Pasien dengan kadar karbonmonoksida kurang dari 20% tidak menunjukkan gejala fisik,
sedangkan kadar CO yang lebih dari 20% dapat mengakibatkan sakit kepala, mual, koma, maupun
kematian. Pasien yang menunjukkan gejala kulit berwarna merah ceri (cherry-red skin color) juga
jarang. Oleh sebab itu, semua pasien yang dicurigai terpapar karbonmonoksida harus diberikan
oksigen 100% melalui non-rebreathing mask. Penanganan awal dari inhalasi asap adalah berupa
intubasi endotrakea dan ventilasi mekanis. Setelah itu, tenaga medis perlu melakukan resusitasi
cairan dengan Ringer’s Lactate secara intravena, dimulai dengan 2000 ml dan dapat diulang. Selain
itu, urine output juga dipantau sehingga dilakukan juga pemasangan kateter.

CHEMICAL INJURY
Cidera kimia dapat disebabkan oleh paparan asam, basa, atau petroleum. Luka bakar karena basa
lebih fatal daripada luka bakar karena asam, karena penetrasi basa ke jaringan lebih dalam. Tingkat
keparahan cidera kimia dipengaruhi oleh durasi kontak, konsentrasi bahan kimia, dan banyaknya
bahan kimia tersebut. Maka, hal yang sangat penting untuk dilakukan adalah menghilangkan
kontak dengan bahan kimia terkait. Jika bahan kimianya berbentuk bubuk, bahan kimia tersebut
dibuang terlebih dahulu dengan cara disikat sebelum diirigasi. Irigasi dengan air mengalir
dilakukan selama minimal 20-30 menit. Cidera karena bahan kimia basa memerlukan irigasi yang
lebih lama. Apabila bahan kimia basa mengenai mata, irigasi dilakukan terus-menerus selama 8
jam.

ELECTRICAL INJURY
Cidera listrik terjadi ketika terdapat kontak antara sumber listrik dan tubuh pasien. Kerusakan yang
ditimbulkan seringnya lebih parah di dalam tubuh daripada di luar tubuh. Tatalaksana yang patut
segera dilakukan pada pasien dengan luka bakar listrik yang signifikan meliputi perhatian kepada
airway dan breathing, lalu pemasangan intravenous line, kateter urin, dan EKG. Listrik dapat
menyebabkan aritmia jantung. Di sisi lain, listrik juga dapat menyebabkan kontraksi paksa dari
otot-otot, sehingga tenaga medis perlu melakukan pemeriksaan terhadap kerusakan tulang dan otot
terkait, serta mencurigai adanya cidera tulang belakang. Rhabdomyolysis akan berujung kepada
pelepasan myoglobin, yang dapat menyebabkan gagal ginjal akut. Terapi untuk myoglobinuria
harus dimulai tanpa menunggu hasil laboratorium. Pemberian cairan ditargetkan hingga urine
output 100 ml/jam pada orang dewasa atau 2 ml/kgBB/jam pada anak-anak dengan berat <30 kg.

COLD INJURY
Cidera karena dingin dapat dibagi menjadi frostnip dan frostbite. Frostnip adalah cidera dingin
yang paling ringan, ditandai dengan nyeri inisial, pucat, dan rasa kebas. Setelah dihangatkan akan
sembuh dan tidak mengakibatkan kehilangan jaringan.

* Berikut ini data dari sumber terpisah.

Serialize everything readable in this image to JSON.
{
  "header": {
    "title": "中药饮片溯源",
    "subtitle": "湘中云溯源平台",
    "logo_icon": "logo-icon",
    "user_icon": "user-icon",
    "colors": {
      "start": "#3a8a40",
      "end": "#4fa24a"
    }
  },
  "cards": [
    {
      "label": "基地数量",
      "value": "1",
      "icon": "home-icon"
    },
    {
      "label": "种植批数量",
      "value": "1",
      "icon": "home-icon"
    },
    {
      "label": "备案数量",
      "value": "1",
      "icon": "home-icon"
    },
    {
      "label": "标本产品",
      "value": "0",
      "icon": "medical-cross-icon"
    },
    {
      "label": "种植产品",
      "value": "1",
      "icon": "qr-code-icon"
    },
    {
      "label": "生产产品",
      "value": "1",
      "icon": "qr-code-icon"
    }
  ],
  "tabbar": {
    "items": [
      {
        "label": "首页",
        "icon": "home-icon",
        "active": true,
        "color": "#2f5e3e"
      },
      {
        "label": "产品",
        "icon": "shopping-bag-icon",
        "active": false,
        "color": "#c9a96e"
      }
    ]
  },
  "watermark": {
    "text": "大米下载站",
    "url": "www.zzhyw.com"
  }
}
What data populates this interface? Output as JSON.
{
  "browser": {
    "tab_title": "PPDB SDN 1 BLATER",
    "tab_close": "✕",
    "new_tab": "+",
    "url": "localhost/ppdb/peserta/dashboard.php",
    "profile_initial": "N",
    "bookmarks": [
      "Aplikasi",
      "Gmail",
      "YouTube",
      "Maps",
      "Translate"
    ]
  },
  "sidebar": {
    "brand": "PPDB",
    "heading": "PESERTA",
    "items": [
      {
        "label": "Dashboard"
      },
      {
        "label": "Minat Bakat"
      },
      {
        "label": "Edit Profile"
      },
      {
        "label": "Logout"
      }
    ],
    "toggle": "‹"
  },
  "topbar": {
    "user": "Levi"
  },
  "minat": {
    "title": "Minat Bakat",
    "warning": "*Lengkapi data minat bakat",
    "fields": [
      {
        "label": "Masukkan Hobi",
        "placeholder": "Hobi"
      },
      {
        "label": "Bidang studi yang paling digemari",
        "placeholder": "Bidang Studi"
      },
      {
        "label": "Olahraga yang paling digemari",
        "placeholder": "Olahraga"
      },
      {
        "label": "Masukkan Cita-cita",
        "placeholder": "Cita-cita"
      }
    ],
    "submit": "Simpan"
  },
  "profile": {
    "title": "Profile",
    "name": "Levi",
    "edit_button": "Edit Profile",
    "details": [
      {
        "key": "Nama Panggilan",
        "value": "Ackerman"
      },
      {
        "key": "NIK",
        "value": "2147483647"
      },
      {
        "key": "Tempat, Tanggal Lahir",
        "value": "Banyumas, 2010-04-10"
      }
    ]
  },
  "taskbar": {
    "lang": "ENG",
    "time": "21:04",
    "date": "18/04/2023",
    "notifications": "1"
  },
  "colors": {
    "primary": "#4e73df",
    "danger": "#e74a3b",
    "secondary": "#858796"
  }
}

Frostbite disebabkan oleh beku jaringan disertai kristalisasi intraselular, sumbatan mikrovaskular,
dan anoksia jaringan. Frostbite dapat diklasifikasikan menjadi empat, yaitu first-degree frostbite,
second-degree frostbite, third-degree frostbite, dan fourth-degree frostbite.
1. First-degree frostbite: hiperemi, edema, tanpa nekrosis kulit
2. Second-degree frostbite: vesikel bening besar, hiperemi kulit, edema, dan partial-thickness
skin necrosis
3. Third-degree frostbite: full-thickness skin necrosis, nekrosis jaringan subkutan, vesikel
berisi darah
4. Fourth-degree frostbite: full-thickness skin necrosis, nekrosis otot dan tulang, gangrene

Penanganan yang harus segera dilakukan adalah mengurangi durasi beku jaringan. Pakaian yang
lembab atau sempit sebaiknya diganti dengan selimut hangat. Lalu, pasien yang mampu minum
diberikan minuman hangat. Bagian tubuh yang cidera dialirkan air 40°C hingga warnanya kembali
merah muda (biasanya memerlukan waktu 20-30 menit). Bila perlu, diberikan analgesi intravena
pada pasien yang kesakitan selama proses penghangatan. Pada pasien yang mengalami hipotermia,
dapat diberikan infus cairan hangat.